Hello World!

Well, hi there!

This is one of those 'I've been meaning to do this forever' kind of things. I feel like I've had all the tools in my toolbox, but never the exact amount of time or motivation. But here it is. I decided to make my first post a little meta: some of the nuts and bolts of how I actually came to develop this blog.

First of all, I needed somewhere to host this thing. As luck turned out, I recently went through the work of developing my website. Using Github's pages feature was a natural choice. I'm still a bit of a website noob, so (at the time of writing), I'm just using the extended domain mattgidden.com/blog.
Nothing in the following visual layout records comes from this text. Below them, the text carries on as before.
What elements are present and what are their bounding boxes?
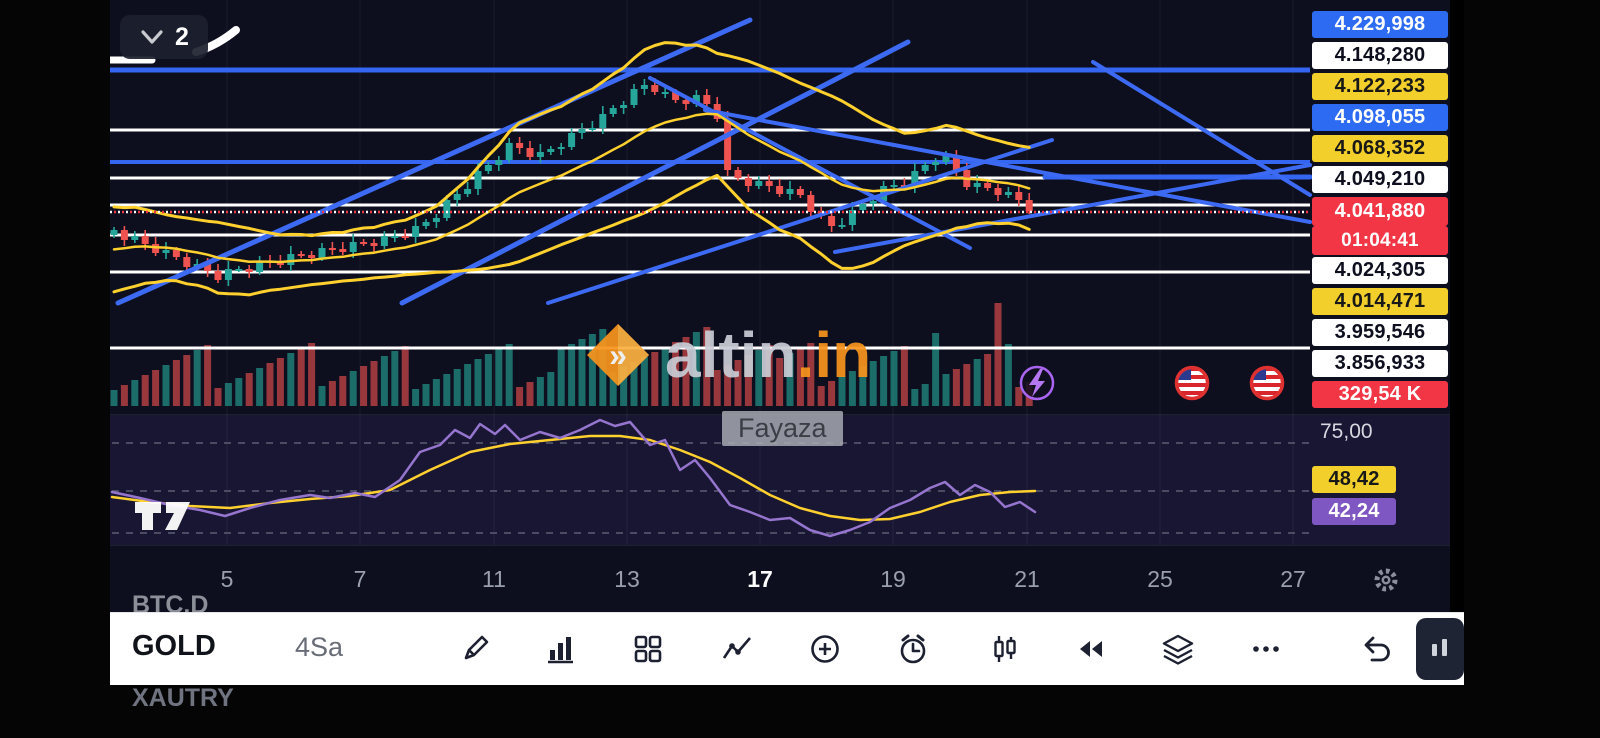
chevron-down-icon: [141, 30, 163, 44]
price-scale-label: 4.229,998: [1312, 11, 1448, 38]
bottom-toolbar: GOLD 4Sa: [110, 612, 1464, 685]
price-scale-label: 4.014,471: [1312, 288, 1448, 315]
time-tick: 7: [353, 566, 367, 592]
price-scale-label: 329,54 K: [1312, 381, 1448, 408]
watchlist-symbol-xautry: XAUTRY: [132, 684, 234, 712]
price-scale-label: 4.041,880: [1312, 197, 1448, 226]
alarm-clock-icon[interactable]: [893, 629, 933, 669]
rsi-level-label: 75,00: [1320, 419, 1373, 443]
time-tick: 21: [1014, 566, 1040, 592]
time-tick: 19: [880, 566, 906, 592]
logo-glyph: »: [609, 337, 627, 373]
bottom-bezel: [0, 684, 1600, 738]
time-tick: 27: [1280, 566, 1306, 592]
add-plus-icon[interactable]: [805, 629, 845, 669]
draw-icon[interactable]: [455, 629, 495, 669]
rsi-value-label: 42,24: [1312, 498, 1396, 525]
bar-chart-icon[interactable]: [540, 629, 580, 669]
us-flag-event-icon[interactable]: [1249, 365, 1285, 401]
layers-icon[interactable]: [1158, 629, 1198, 669]
time-tick: 5: [220, 566, 234, 592]
price-scale-label: 4.024,305: [1312, 257, 1448, 284]
time-axis[interactable]: 5 7 11 13 17 19 21 25 27: [110, 560, 1450, 604]
rewind-icon[interactable]: [1070, 629, 1110, 669]
quick-action-bolt-icon[interactable]: [1019, 365, 1055, 401]
objects-tree-button[interactable]: 2: [120, 15, 208, 59]
price-scale-label: 4.049,210: [1312, 166, 1448, 193]
symbol-button[interactable]: GOLD: [132, 630, 216, 662]
mini-chart-icon: [1432, 639, 1447, 656]
chart-settings-candles-icon[interactable]: [985, 629, 1025, 669]
interval-button[interactable]: 4Sa: [295, 632, 344, 662]
time-tick: 13: [614, 566, 640, 592]
indicators-icon[interactable]: [717, 629, 757, 669]
panel-handle[interactable]: [1416, 618, 1464, 680]
undo-icon[interactable]: [1355, 629, 1395, 669]
rsi-value-label: 48,42: [1312, 466, 1396, 493]
tradingview-logo-icon: [135, 502, 190, 530]
time-tick: 11: [482, 566, 506, 592]
price-scale-label: 01:04:41: [1312, 226, 1448, 255]
price-scale-label: 4.122,233: [1312, 73, 1448, 100]
brand-watermark: » altin.in: [585, 318, 871, 392]
left-bezel: [0, 0, 110, 738]
us-flag-event-icon[interactable]: [1174, 365, 1210, 401]
more-ellipsis-icon[interactable]: [1246, 629, 1286, 669]
price-scale-label: 4.068,352: [1312, 135, 1448, 162]
altin-logo-icon: »: [587, 324, 649, 386]
price-scale-label: 4.098,055: [1312, 104, 1448, 131]
chart-canvas[interactable]: [110, 0, 1310, 612]
price-scale-label: 4.148,280: [1312, 42, 1448, 69]
objects-count: 2: [175, 22, 189, 51]
price-scale[interactable]: 4.229,998 4.148,280 4.122,233 4.098,055 4.06…: [1312, 0, 1452, 612]
right-bezel: [1464, 0, 1600, 738]
price-scale-label: 3.959,546: [1312, 319, 1448, 346]
time-tick: 17: [747, 566, 773, 592]
axis-settings-gear-icon[interactable]: [1366, 560, 1406, 600]
time-tick: 25: [1147, 566, 1173, 592]
price-scale-label: 3.856,933: [1312, 350, 1448, 377]
user-watermark: Fayaza: [722, 411, 843, 446]
layout-grid-icon[interactable]: [628, 629, 668, 669]
watermark-text: altin.in: [665, 319, 872, 391]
One day I'll get a better grasp on subdomains and look to make it rather blog.mattgidden.com or some such. I have the feeling that the ghpages-all-in-one-website approach may be limiting there.

How do you say 'notebook' in French?

In any case, the next question was what blog static website generator service to use. I really only looked at two:

  1. Jekyll
  2. Pelican

My initial thought was "Why not Jekyll? You get automatic ghpages support!", but (un)fortunately, my use case was a bit more complicated. Since I'm using Github as my only (free) webhosting service, I need it to support all of my websites. Not only was I interested in having a blog, but I also wanted to host my Sphinx-generated Cyclopts project documentation. This ran afoul of a major design decision in Jekyll and the way Sphinx generates websites: Jekyll doesn't publish directories that start with a _, and Sphinx generates websites with exactly those kinds of directories. The answer? Bypass Jekyll. The consequence? We bypassed Jekyll.

But, lo, we get a nice benefit. You see, Jekyll has no native ReST support. It has a plugin, but I found it hard to use. I happen to write a lot of ReST, and I wanted to write this blog in ReST.

Enter Pelican. It had everything I wanted: an easy build system, easy content discovery, a getting started executable, and an html layout that fits in seamlessly with a ghpages repo with a .nojekyll file in it.

Makefiles are amazing things

I actually keep my blog repository separate from my website repo, and I only keep html in my website repository. My local copy of each is in ~/personal/site and ~/personal/blog, respectively. Accordingly, I had to update the blog repos Makefile with the following lines:

# override default output dir

# doc publishing variables
DOCREPOURL      = git@github.com:gidden/gidden.github.io
DOCREPODIR      = ~/personal/site

# this should likely go at the end -- other targets use OUTPUTDIR
        @echo "Updating $(DOCHTMLDIR) with current documentation."
        test -d $(DOCREPODIR) || git clone $(DOCREPOURL) $(DOCREPONAME) && \
        test ! -d $(TMPDOCDIR) || rm -r $(TMPDOCDIR) && \
        mkdir -p $(TMPDOCDIR) && \
        cp -r $(BUILDDIR)/* $(TMPDOCDIR) && \
        cd $(DOCREPODIR) && git pull origin master && \
        test ! -d $(DOCHTMLDIR) || rm -r $(DOCHTMLDIR) && \
        mkdir -p $(DOCHTMLDIR) && mv $(TMPDOCDIR)/* $(DOCHTMLDIR) && \
        rm -r $(TMPDOCDIR)/ && \
        cd $(DOCREPODIR) && git add $(DOCHTMLDIR) && \
        if [ -n "$$(git status $(DOCHTMLDIR) --porcelain)" ]; \
        then git commit -m "updated $(DOCUPDATENAME) html" && git push origin master; \
        @echo "$(DOCHTMLDIR) updated and pushed to $(DOCREPOURL)."
.PHONY: publish

Now, any time I write a new blog post, I can publish it with a simple

$ make html && make publish

I need an interior decorator

Or some time and a desire more front-end design practice. The css they give you is pretty ugly. But I have frisbee to play, so I'll leave that for another time!